En esta ocasión, Andreu se perderá el partido por lesión, mientras que Jorge Pina entra poco en los planes de Manuel Preciado.
En el Málaga, el que más raíces rojiblancas tiene es Muñiz, entrenador del primer equipo malagueño, al que se incorporó en la pasada campaña, en la que tuvo que dejar el Marbella. Con anterioridad había estado como auxiliar de Juande Ramos en el Espanyol y en el Málaga, antes de una etapa en el Sporting juvenil, que abandonó antes de la marcha de Eloy Olaya, que fue quien le propuso su ingreso en Mareo.
Ricardo Rodríguez, segundo entrenador, es el técnico de confianza de Muñiz. Se formó en los equipos de base del Oviedo, antes de convertirse en director de las Escuelas del Real Madrid en México. Al regreso a España entrenó al Gerona, tanto al juvenil como el primer equipo, al que ascendió a Segunda B antes de fichar por el Málaga, para dirigir al filial. Esta temporada pasó al primer equipo.
Marcelino Torrontegui alternó su trabajo con el ciclismo, que aún mantiene, con el del fútbol.
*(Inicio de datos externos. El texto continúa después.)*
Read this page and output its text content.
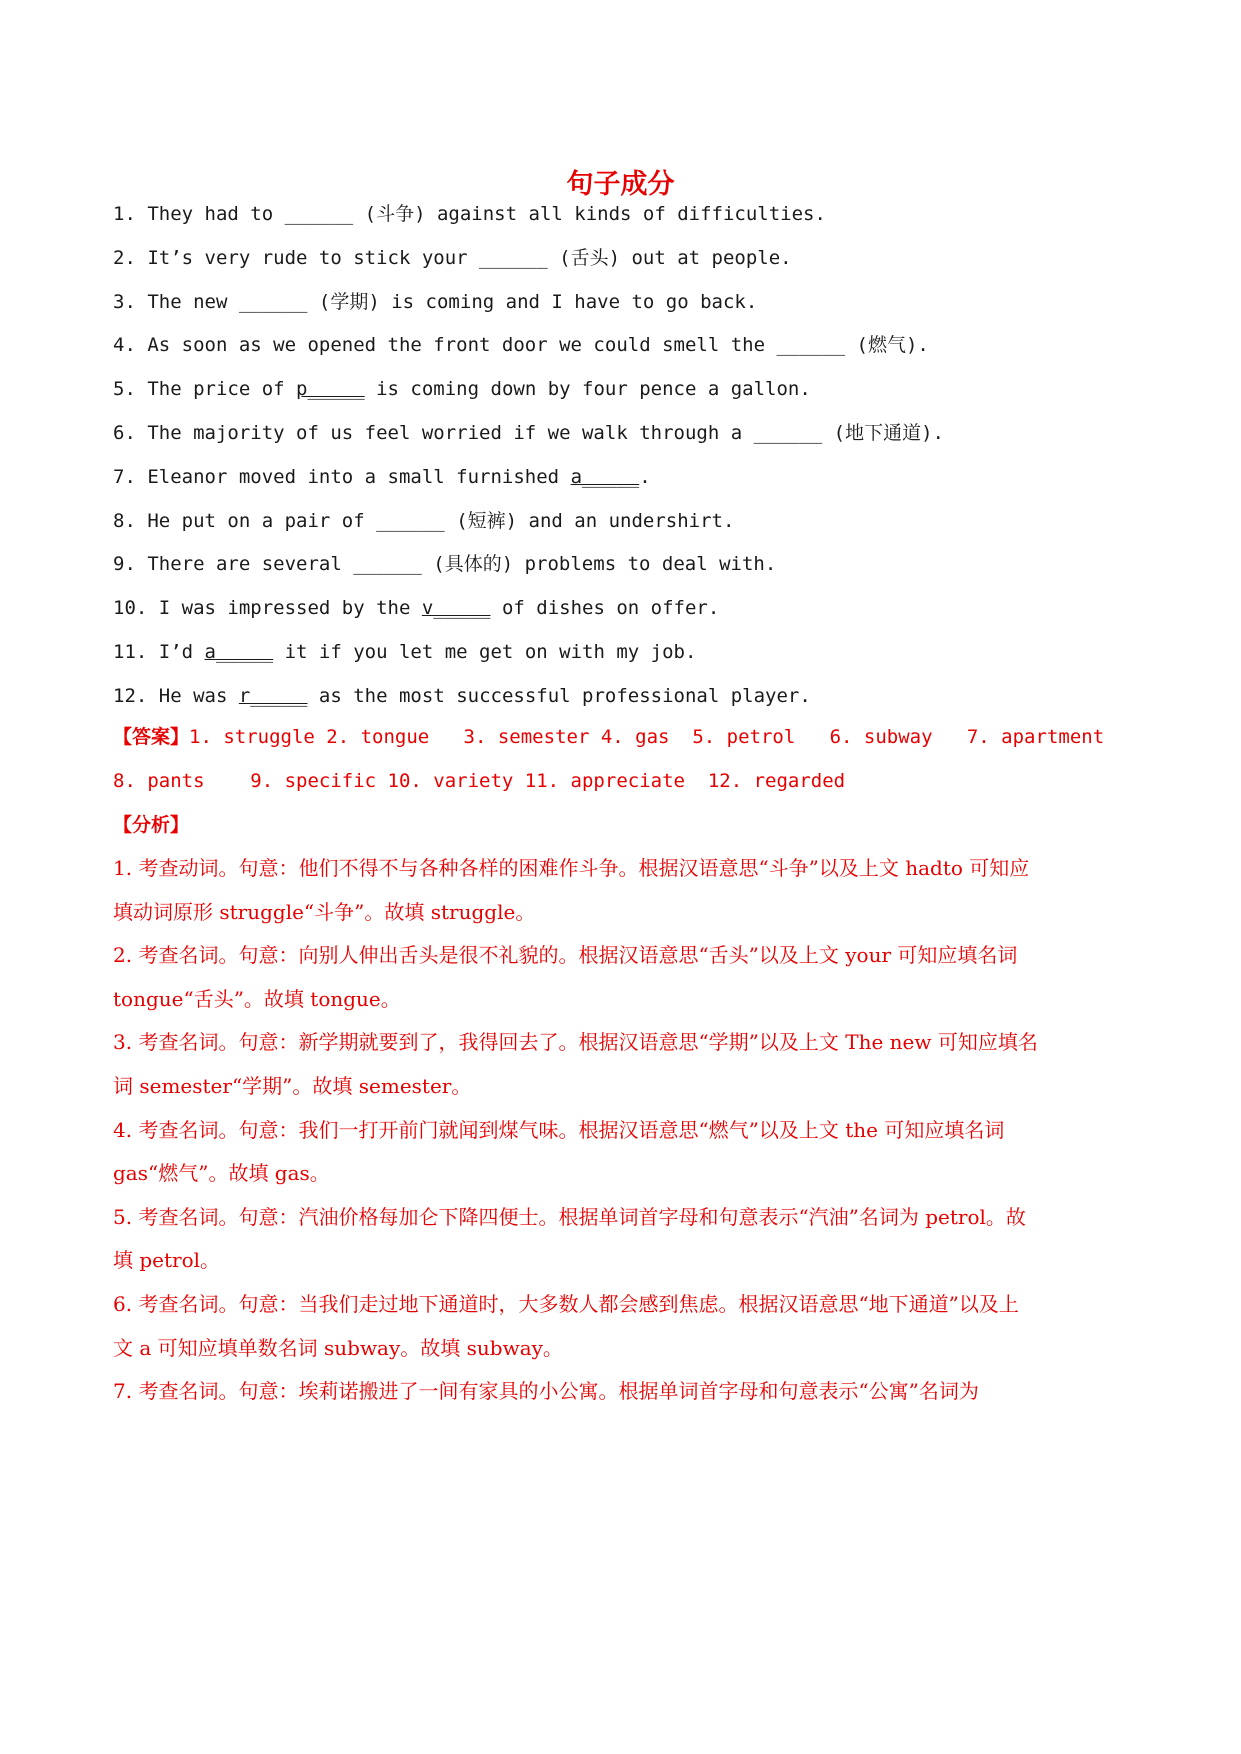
句子成分
1. They had to ______ (斗争) against all kinds of difficulties.
2. It’s very rude to stick your ______ (舌头) out at people.
3. The new ______ (学期) is coming and I have to go back.
4. As soon as we opened the front door we could smell the ______ (燃气).
5. The price of p_____ is coming down by four pence a gallon.
6. The majority of us feel worried if we walk through a ______ (地下通道).
7. Eleanor moved into a small furnished a_____.
8. He put on a pair of ______ (短裤) and an undershirt.
9. There are several ______ (具体的) problems to deal with.
10. I was impressed by the v_____ of dishes on offer.
11. I’d a_____ it if you let me get on with my job.
12. He was r_____ as the most successful professional player.
【答案】1. struggle 2. tongue   3. semester 4. gas  5. petrol   6. subway   7. apartment
8. pants    9. specific 10. variety 11. appreciate  12. regarded
【分析】
1. 考查动词。句意：他们不得不与各种各样的困难作斗争。根据汉语意思“斗争”以及上文 hadto 可知应
填动词原形 struggle“斗争”。故填 struggle。
2. 考查名词。句意：向别人伸出舌头是很不礼貌的。根据汉语意思“舌头”以及上文 your 可知应填名词
tongue“舌头”。故填 tongue。
3. 考查名词。句意：新学期就要到了，我得回去了。根据汉语意思“学期”以及上文 The new 可知应填名
词 semester“学期”。故填 semester。
4. 考查名词。句意：我们一打开前门就闻到煤气味。根据汉语意思“燃气”以及上文 the 可知应填名词
gas“燃气”。故填 gas。
5. 考查名词。句意：汽油价格每加仑下降四便士。根据单词首字母和句意表示“汽油”名词为 petrol。故
填 petrol。
6. 考查名词。句意：当我们走过地下通道时，大多数人都会感到焦虑。根据汉语意思“地下通道”以及上
文 a 可知应填单数名词 subway。故填 subway。
7. 考查名词。句意：埃莉诺搬进了一间有家具的小公寓。根据单词首字母和句意表示“公寓”名词为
La visita del Sporting a Málaga «es especial, porque se respira asturianía». El de Albandi es un enamorado de su tierra y seguidor del Sporting, aunque nunca tuvo la ocasión de trabajar en Mareo.
Gerardo Carrera jugó en el Roces juvenil y en el Siero antes de irse a Málaga. Perteneció a Mareo, donde no se le vieron cualidades, por lo que el jugador gijonés quiere «demostrar a los que no confiaron en mí que estaban equivocados», aunque prefiere quedarse «con los recuerdos buenos del Sporting».
El gijonés agradece a Muñiz que «me haya dado la oportunidad, que creo que aproveché». El pasado domingo marcó el gol malagueño en Soria y «esta semana quedé en el primer equipo», con la intención de ser utilizado en el segundo tiempo, puesto que afronta el partido «muy motivado». Por otro lado, considera que «el Sporting se juega más, porque viene por detrás».
Son los protagonistas que vivirán el partido con una mayor sensibilidad.